O presidente da Sociedade Brasileira de Cardiologia, Marcelo Queiroga, aceitou o convite do presidente Jair Bolsonaro e vai substituir o general Eduardo Pazuello no Ministério da Saúde. O médico vai se tornar o quarto ministro a comandar a área durante a pandemia da Covid-19.
Queiroga foi o segundo nome cogitado para a função. Depois da recusa da médica Ludhmila Hajjar, o presidente chamou o cardiologista para uma reunião no Palácio do Planalto, em Brasília, na tarde desta segunda-feira (15).
"(Ele) tem tudo, no meu entender, para fazer um bom trabalho, dando prosseguimento em tudo que o Pazuello fez até hoje", declarou Bolsonaro, em fala transmitida por um site bolsonarista.
Queiroga será o quarto a ocupar o cargo em 12 meses de pandemia. Antes de Pazuello, chefiaram a pasta os médicos Luiz Henrique Mandetta e, por 28 dias, Nelson Teich.
"No tocante às vacinas, um programa bastante ousado, mais de 400 milhões de doses contratadas até o final do ano. Este mês vamos receber mais de 4 milhões de vacinas, e essa política de vacinação em massa continuará cada vez mais presente em nosso governo", disse Bolsonaro.
OUTROS PROGRAMAS
O presidente disse ainda que Queiroga, além da vacinação, vai promover outros programas para diminuir o número de mortes por Covid-19 no Brasil. Ele elogiou ainda a administração de Pazuello.
"[O] trabalho do Pazuello está muito bem feito, parte de gestão foi muito bem feita. E agora vamos partir para uma parte mais agressiva no tocante ao combate ao vírus", afirmou Bolsonaro. Ele também disse que a oficialização da indicação de Queiroga deve ser publicada na terça (16) e que o período de transição na Saúde deve durar "uma ou duas semanas".
Queiroga foi aluno de Enéas Carneiro, morto em 2007, que foi cardiologista e ícone dos conservadores.

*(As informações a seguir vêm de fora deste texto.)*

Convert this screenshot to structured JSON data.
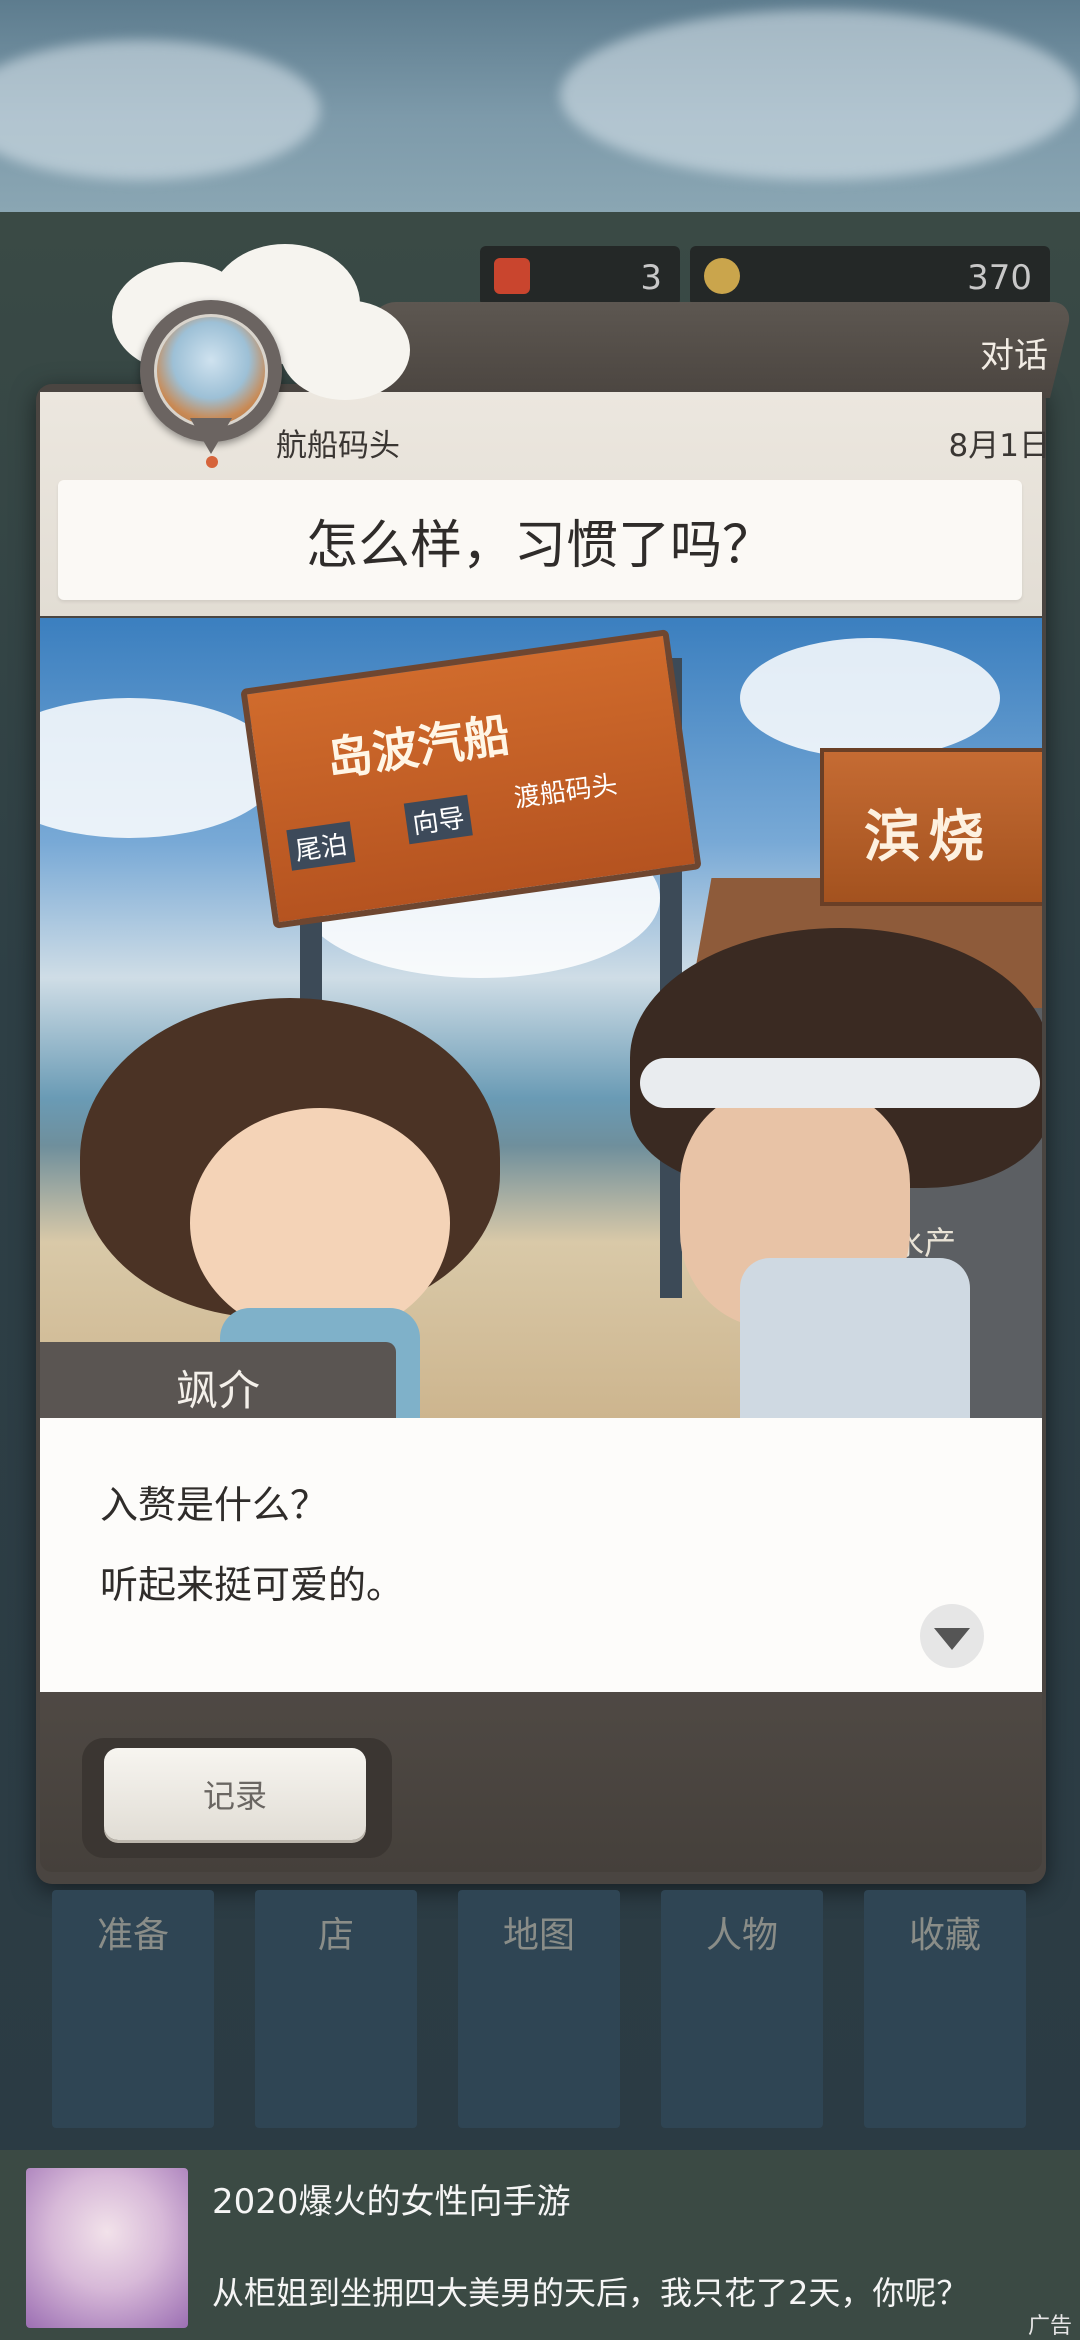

Bolsonaro vem recebendo nas últimas semanas conselhos de que, diante da montanha de óbitos, é preciso se livrar da imagem de negacionista da pandemia e dar uma guinada em defesa da ampla imunização contra o vírus.
O diagnóstico - também feito pelo ministro Fábio Farias (Comunicações) e pelo novo chefe da Secom (Secretaria Especial de Comunicação Social), almirante Flávio Rocha - foi reforçado diante da inesperada reabilitação dos direitos políticos do ex-presidente Luiz Inácio Lula da Silva (PT), potencial nome para disputar as eleições de 2022 contra Bolsonaro.
Auxiliares do presidente ressalvam, porém, que há limites para a mudança de retórica de Bolsonaro - e que ela não atinge as críticas ao isolamento social e as políticas adotadas por governadores.
Após a conversa com Queiroga, Bolsonaro convidou o presidente nacional do PP, Ciro Nogueira, para um encontro no Palácio do Planalto.
O gesto teve como objetivo evitar um mal-estar com o PP, partido do presidente da Câmara, Arthur Lira (AL).
A legenda vinha tentando emplacar para o comando da sigla o nome do deputado federal Luiz Antônio Teixeira (PP-RJ), o "Doutor Luizinho". Na noite desta segunda-feira, dirigentes da legenda reclamaram da escolha do presidente e ressaltaram que ele deveria ter levado em conta o apoio da sigla no Congresso.